There is nothing groundbreaking in any of this. The phrase MTV generation pops up regularly when reading about the film, and it is apt in the more positive sense of the phrase. Run Lola Run is fast-paced, bite-sized philosophy, but it’s presented in a way that still seems fresh and interesting. It’s a riff rather than a symphony, but one that I expect my wise philosopher would appreciate.

Rob Dickie


Director: Joe Wright
Writer: Seth Lochhead, David Farr
Year: 2011
Cast: Saoirse Ronan, Eric Bana, Cate Blanchett


Hanna was marketed as a reasonably conventional thriller. Fortunately, it turned out to be anything but conventional.

The title character is a specially-bred 16-year-old assassin, played by the excellent Saoirse Ronan, who has spent her entire life being trained by her father, Erik (Eric Bana), in a northern European forest. She has no experience of the outside world, knowing only what Erik has taught her, namely some impressive combat skills, verbatim encyclopedic facts, just about every language in existence, and a smattering of the Brothers Grimm. A rather drawn out opening sequence at the forest hideout establishes Hanna’s skills and character, and we learn something about her relationship with Erik. She then decides that she is ready to go out into the world, but not without first assassinating Marissa Wiegler (Cate Blanchett), the villain of the piece.

The first scene of genuine interest involves Hanna’s escape from a holding facility, which looks like a combination of Area 51 and the headquarters of a Bond villain. The score is by The Chemical Brothers, and you get the impression that the action sequences were written more for the music than the other way around. The escape scene is highly-stylised industrial grandeur, all metal ducts and looming grey blocks. Later, Erik fights a group of government assassins in a garish orange room and there is another excellent scene at a cargo dock. All could conceivably be expensive music videos. Hanna is worth seeing for the score alone.

Hanna combines splendidly over-the-top visuals with The Chemical Brothers’ block rockin’ beats

The holding facility from which she escapes turns out to be in Morocco, and there she is forced to adapt to the real world, whether this involves bonding with a holidaying family or adapting to the horrors of modern technology via a somewhat slapstick panic attack. Around this stage, I was losing patience with the film.

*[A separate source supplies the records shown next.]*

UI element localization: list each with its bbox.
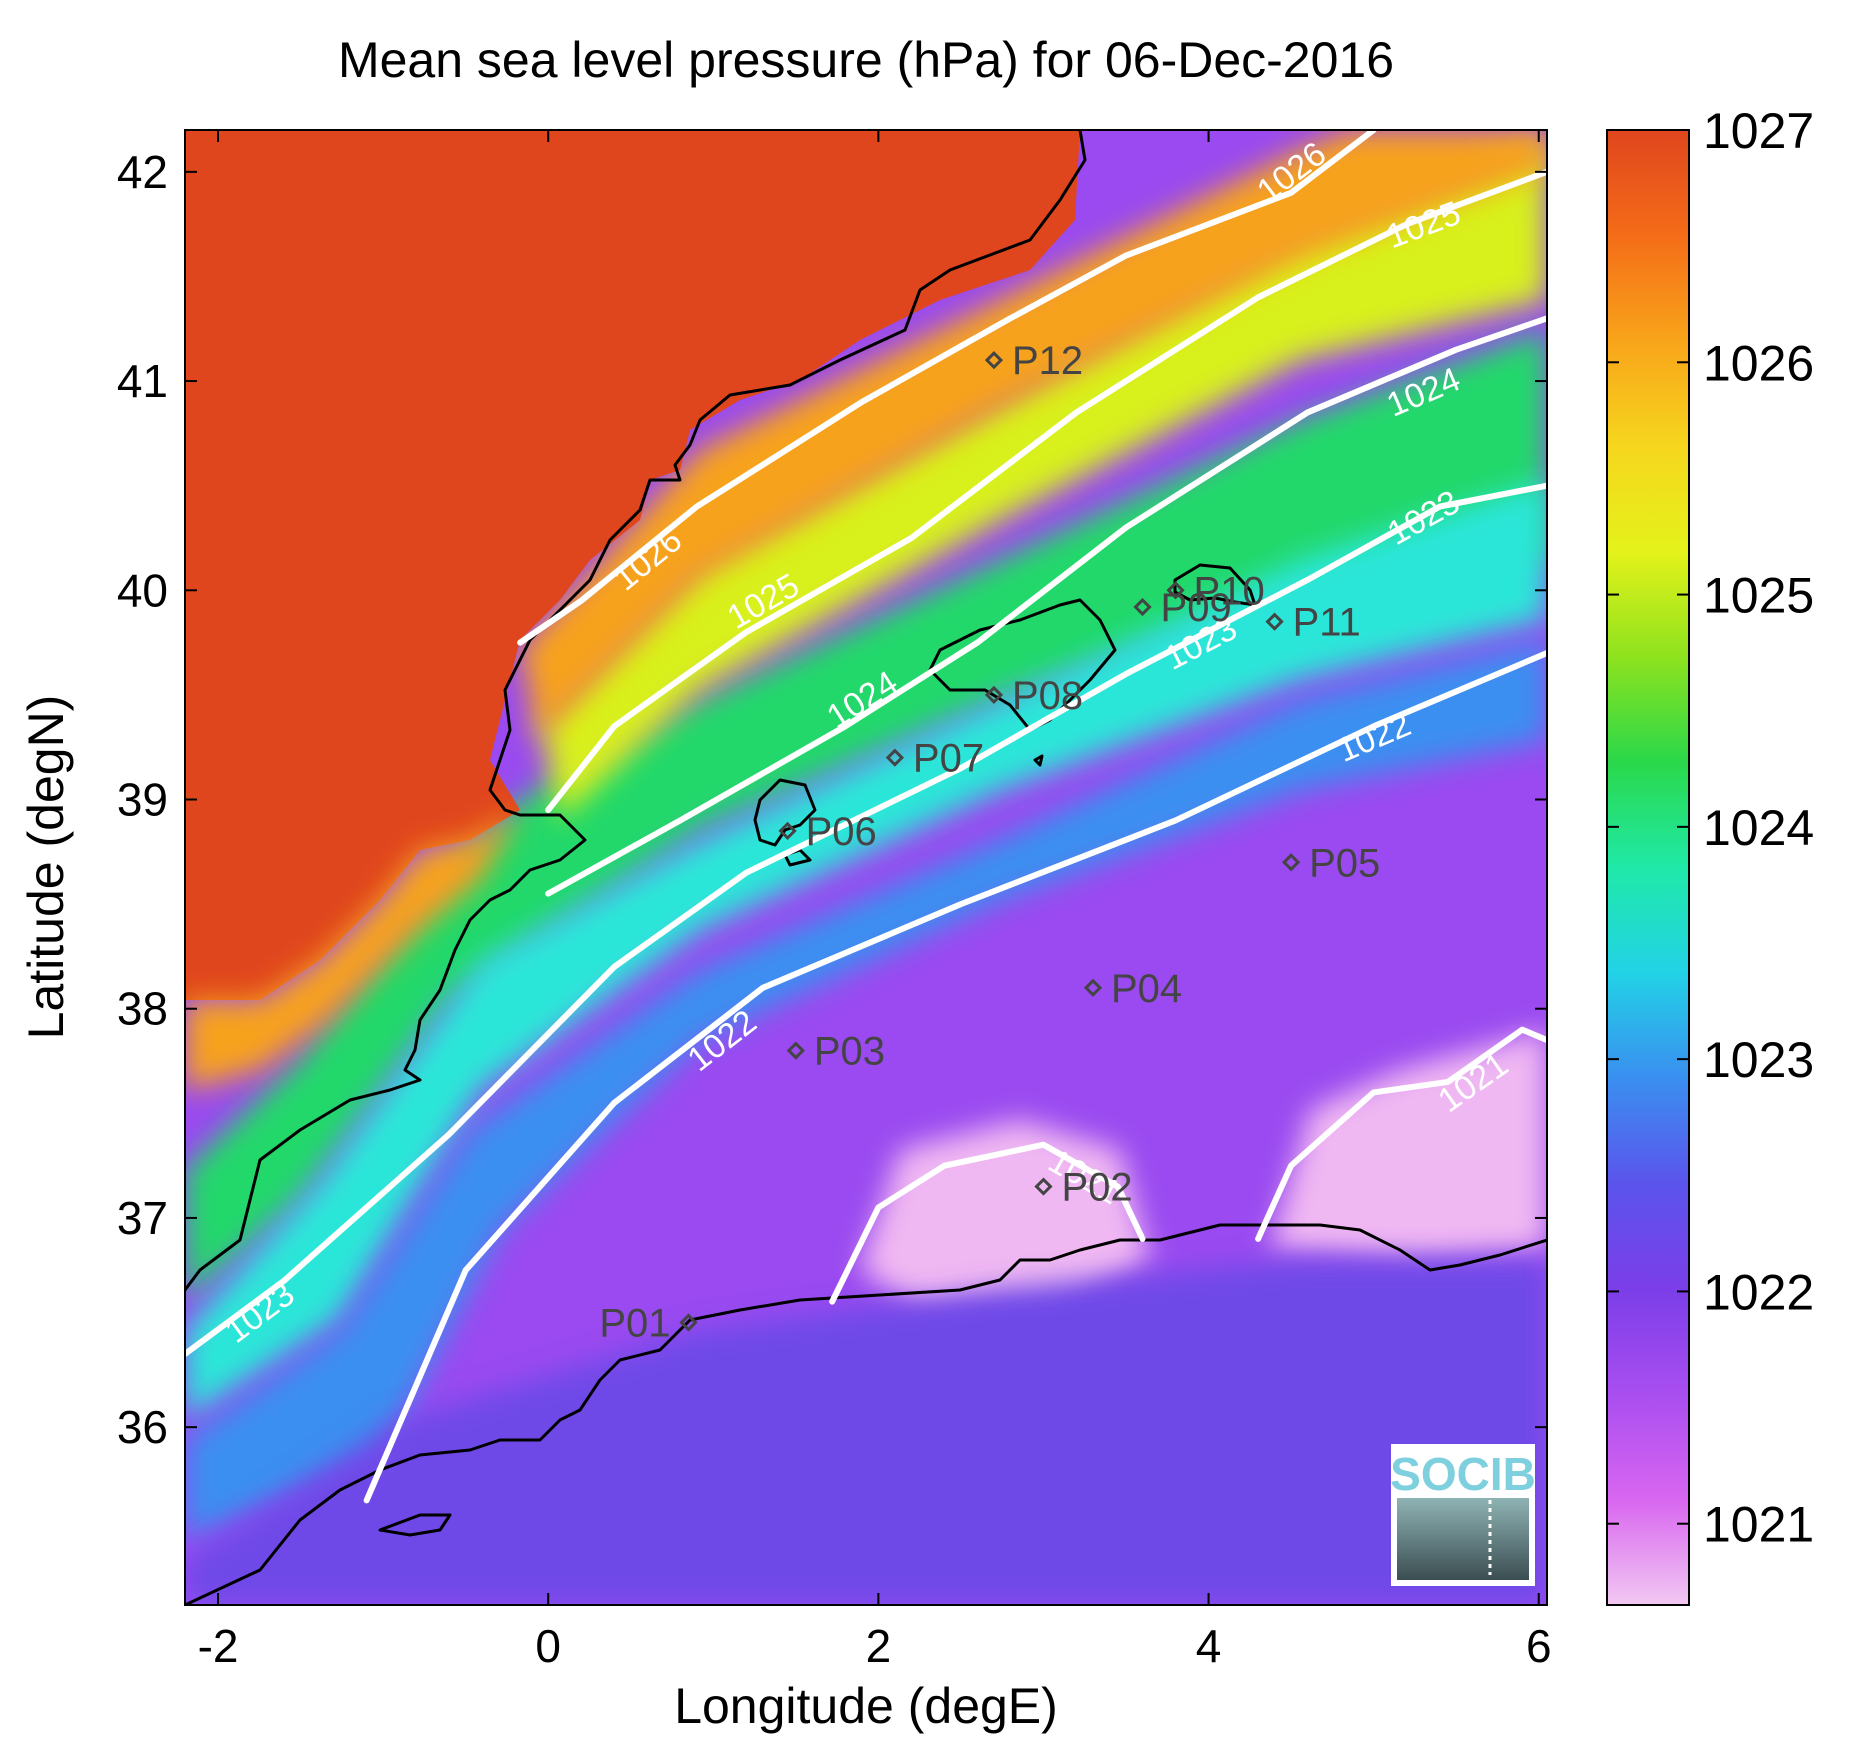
x-tick-label: 0	[535, 1620, 561, 1672]
y-axis-label: Latitude (degN)	[18, 695, 74, 1040]
y-tick-label: 42	[117, 146, 168, 198]
station-label: P10	[1194, 569, 1265, 613]
station-p12: P12	[984, 339, 1083, 383]
station-label: P03	[814, 1030, 885, 1074]
station-p05: P05	[1281, 841, 1380, 885]
x-tick-label: 6	[1526, 1620, 1552, 1672]
station-label: P08	[1012, 674, 1083, 718]
y-tick-label: 38	[117, 983, 168, 1035]
x-tick-label: -2	[198, 1620, 239, 1672]
station-label: P05	[1309, 841, 1380, 885]
station-marker	[1034, 1177, 1053, 1196]
y-tick-label: 41	[117, 355, 168, 407]
station-label: P07	[913, 737, 984, 781]
station-label: P06	[806, 810, 877, 854]
field-band-cyan	[185, 480, 1547, 1420]
station-p11: P11	[1265, 601, 1361, 645]
plot-area: 1026102610251025102410241023102310231022…	[185, 130, 1547, 1605]
socib-logo: SOCIB	[1390, 1444, 1536, 1586]
field-pink-patch-a	[860, 1120, 1150, 1310]
colorbar-tick-label: 1023	[1703, 1032, 1814, 1088]
station-marker	[679, 1313, 698, 1332]
station-marker	[1281, 853, 1301, 872]
coastline-2	[185, 1223, 1547, 1605]
station-label: P02	[1061, 1166, 1132, 1210]
colorbar-fill	[1607, 130, 1689, 1605]
station-p06: P06	[778, 810, 877, 854]
plot-frame	[184, 129, 1548, 1606]
station-label: P11	[1293, 601, 1361, 645]
station-marker	[1083, 978, 1103, 997]
logo-sea-image	[1397, 1498, 1529, 1580]
station-p04: P04	[1083, 967, 1182, 1011]
station-label: P01	[599, 1302, 670, 1346]
isobar-1024	[545, 315, 1547, 897]
isobar-1026	[517, 130, 1377, 646]
colorbar-tick-label: 1021	[1703, 1497, 1814, 1553]
isobar-1025	[545, 168, 1547, 813]
coastline-4	[1173, 563, 1257, 607]
y-tick-label: 37	[117, 1192, 168, 1244]
x-axis: -2 0 2 4 6	[198, 130, 1552, 1672]
colorbar-tick-label: 1027	[1703, 103, 1814, 159]
x-tick-label: 2	[866, 1620, 892, 1672]
y-tick-label: 36	[117, 1401, 168, 1453]
isobar-1021	[829, 1141, 1146, 1305]
station-p08: P08	[984, 674, 1083, 718]
y-tick-label: 40	[117, 564, 168, 616]
station-marker	[1166, 581, 1185, 600]
station-marker	[984, 685, 1004, 705]
field-band-green	[185, 330, 1547, 1300]
station-marker	[786, 1041, 805, 1060]
isobar-contours	[185, 130, 1547, 1504]
chart-title: Mean sea level pressure (hPa) for 06-Dec…	[338, 32, 1394, 88]
station-label: P12	[1012, 339, 1083, 383]
station-p03: P03	[786, 1030, 885, 1074]
station-marker	[885, 748, 905, 767]
logo-text: SOCIB	[1390, 1448, 1536, 1500]
x-tick-label: 4	[1196, 1620, 1222, 1672]
station-marker	[778, 821, 797, 841]
station-marker	[984, 351, 1004, 370]
colorbar-tick-label: 1024	[1703, 800, 1814, 856]
colorbar-ticks: 1021 1022 1023 1024 1025 1026 1027	[1607, 103, 1814, 1553]
field-land-orange-edge	[185, 810, 520, 1090]
isobar-1023	[185, 482, 1547, 1357]
field-pink-patch-b	[1270, 1030, 1547, 1260]
field-band-yellow	[540, 140, 1547, 820]
station-marker	[1133, 597, 1152, 617]
station-label: P04	[1111, 967, 1182, 1011]
field-band-blue	[185, 640, 1547, 1540]
colorbar-tick-label: 1025	[1703, 568, 1814, 624]
station-p10: P10	[1166, 569, 1265, 613]
x-axis-label: Longitude (degE)	[674, 1678, 1058, 1734]
colorbar-frame	[1606, 129, 1690, 1606]
y-tick-label: 39	[117, 774, 168, 826]
station-p02: P02	[1034, 1166, 1133, 1210]
coastline-1	[185, 130, 1087, 1291]
y-axis: 36 37 38 39 40 41 42	[117, 146, 1547, 1453]
isobar-1022	[363, 650, 1547, 1504]
field-africa-patch	[185, 1260, 1547, 1605]
station-p01: P01	[599, 1302, 698, 1346]
field-band-orange	[520, 130, 1547, 740]
colorbar-tick-label: 1022	[1703, 1264, 1814, 1320]
field-land-block	[185, 130, 1080, 1000]
pressure-field	[185, 130, 1547, 1605]
station-marker	[1265, 612, 1284, 631]
coastline-7	[1033, 754, 1044, 767]
isobar-1021	[1255, 1026, 1547, 1242]
coastline-8	[378, 1513, 452, 1537]
colorbar-tick-label: 1026	[1703, 335, 1814, 391]
station-p07: P07	[885, 737, 984, 781]
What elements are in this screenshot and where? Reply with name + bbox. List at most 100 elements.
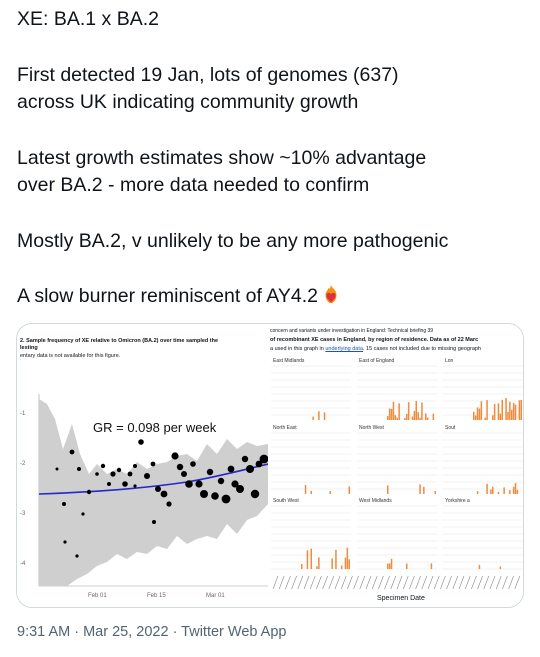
case-count-bar (501, 399, 503, 420)
tweet-line: Latest growth estimates show ~10% advant… (17, 146, 427, 169)
date-tick (285, 575, 291, 590)
region-facet: South West (271, 498, 351, 570)
date-tick (508, 575, 514, 590)
tweet-line-text: A slow burner reminiscent of AY4.2 (17, 285, 318, 307)
case-count-bar (387, 563, 389, 569)
case-count-bar (497, 403, 500, 420)
case-count-bar (503, 487, 505, 494)
date-tick (384, 575, 390, 590)
case-count-bar (413, 410, 416, 420)
x-axis-label: Specimen Date (377, 595, 425, 602)
region-label: Lon (445, 358, 454, 364)
case-count-bar (492, 415, 494, 420)
growth-rate-annotation: GR = 0.098 per week (93, 420, 217, 435)
date-tick (409, 575, 415, 590)
date-tick (378, 575, 384, 590)
date-tick (427, 575, 434, 590)
case-count-bar (310, 490, 312, 494)
date-tick (495, 575, 502, 590)
figure-note: a used in this graph in underlying data.… (270, 346, 481, 353)
date-tick (303, 575, 310, 590)
case-count-bar (312, 416, 314, 420)
case-count-bar (390, 408, 393, 420)
case-count-bar (387, 416, 389, 420)
case-count-bar (518, 400, 521, 420)
case-count-bar (476, 491, 479, 494)
case-count-bar (512, 486, 515, 494)
case-count-bar (421, 402, 423, 420)
fit-line (38, 463, 268, 495)
tweet-timestamp-link[interactable]: 9:31 AM · Mar 25, 2022 (17, 624, 169, 640)
case-count-bar (509, 490, 511, 494)
case-count-bar (486, 400, 488, 420)
date-tick (458, 575, 465, 590)
case-count-bar (497, 491, 500, 494)
region-facet: Yorkshire a (443, 498, 523, 570)
date-tick (359, 575, 366, 590)
case-count-bar (514, 483, 517, 494)
case-count-bar (478, 408, 481, 420)
date-tick (415, 575, 421, 590)
case-count-bar (348, 559, 350, 569)
x-tick-label: Mar 01 (206, 593, 225, 599)
region-facet: West Midlands (357, 498, 437, 570)
date-tick (477, 575, 483, 590)
tweet-line: over BA.2 - more data needed to confirm (17, 174, 370, 196)
case-count-bar (478, 564, 481, 569)
tweet-time: 9:31 AM (17, 624, 71, 640)
case-count-bar (430, 563, 433, 569)
case-count-bar (423, 486, 425, 494)
case-count-bar (335, 549, 337, 569)
case-count-bar (417, 412, 419, 420)
case-count-bar (396, 417, 398, 420)
case-count-bar (490, 489, 492, 494)
tweet-media[interactable]: 2. Sample frequency of XE relative to Om… (16, 323, 524, 608)
date-tick (471, 575, 477, 590)
region-label: East of England (359, 358, 395, 364)
case-count-bar (406, 563, 408, 569)
tweet-line-title: XE: BA.1 x BA.2 (17, 8, 159, 30)
date-tick (272, 575, 279, 590)
case-count-bar (392, 401, 395, 420)
y-tick-label: -4 (20, 561, 26, 567)
case-count-bar (425, 413, 427, 420)
y-tick-label: -3 (20, 511, 26, 517)
figure-caption: 2. Sample frequency of XE relative to Om… (20, 338, 219, 344)
case-count-bar (514, 404, 517, 420)
figure-caption: lesting (20, 345, 38, 351)
case-count-bar (318, 557, 320, 569)
region-facet: North West (357, 425, 437, 494)
case-count-bar (331, 558, 333, 569)
date-tick (489, 575, 496, 590)
figure-note-prefix: a used in this graph in (270, 346, 326, 352)
regional-bar-grid: East Midlands East of England Lon North Eas… (271, 358, 523, 590)
region-facet: Sout (443, 425, 523, 494)
region-label: South West (273, 498, 299, 504)
growth-rate-figure[interactable]: 2. Sample frequency of XE relative to Om… (17, 324, 268, 607)
regional-cases-figure[interactable]: concern and variants under investigation… (269, 324, 523, 607)
case-count-bar (432, 413, 435, 420)
region-facet: East Midlands (271, 358, 351, 420)
date-tick (365, 575, 372, 590)
date-tick (278, 575, 285, 590)
case-count-bar (394, 415, 397, 420)
case-count-bar (419, 417, 421, 420)
case-count-bar (406, 413, 408, 420)
case-count-bar (301, 563, 303, 569)
case-count-bar (505, 398, 507, 420)
case-count-bar (348, 486, 350, 494)
case-count-bar (484, 417, 486, 420)
region-facet: East of England (357, 358, 437, 420)
underlying-data-link[interactable]: underlying data (325, 346, 363, 352)
tweet-source-link[interactable]: Twitter Web App (181, 624, 287, 640)
date-tick (396, 575, 403, 590)
figure-note-suffix: . 15 cases not included due to missing g… (362, 346, 481, 352)
y-tick-label: -2 (20, 461, 26, 467)
annotation-box (89, 419, 229, 435)
region-label: Sout (445, 425, 456, 431)
region-facet: Lon (443, 358, 523, 420)
case-count-bar (398, 403, 400, 420)
figure-source: concern and variants under investigation… (270, 328, 434, 334)
tweet-date: Mar 25, 2022 (83, 624, 169, 640)
date-tick (328, 575, 335, 590)
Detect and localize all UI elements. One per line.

Despite some impressive acting and cinematography, it gets rather messy. The tone shifts so frequently that you don’t know where you stand. It moves too casually between being a serious thriller, a kitsch action film and a coming of age tale. Nothing seems to be holding it together.

Surprisingly, it achieves cohesion through a combination of fairy tale elements and surrealism. The more implausible moments, such as Hanna skipping through a campsite with her new best friend, right under the noses of her pursuers, gradually make sense. Her innocence and relationship with the world become more meaningful. Cate Blanchett really comes into her own as her character is transformed from government conspirator to Big Bad Wolf, and Tom Hollander gives a fantastic against-type performance as the perverse assassin Isaacs.

The more absurd Hanna gets, the stronger it gets, and by the time the characters converge on Wilhelm Grimm’s house, an abandoned amusement park, it is very entertaining indeed. As when you enter the houses in the fairy tales, things quickly take a turn for the worse. The conclusion is menacing and very surreal. At one point I thought Marissa had turned into a deer. Why shouldn’t she have?

Hanna would have been a better film if it had kept this kind of tone from the beginning. The first hour or so only works in retrospect. The inconsistency undermines the strong acting, visuals and especially the soundtrack. But once it gets past the silliness of taking itself seriously, it becomes a very watchable fairy tale thriller.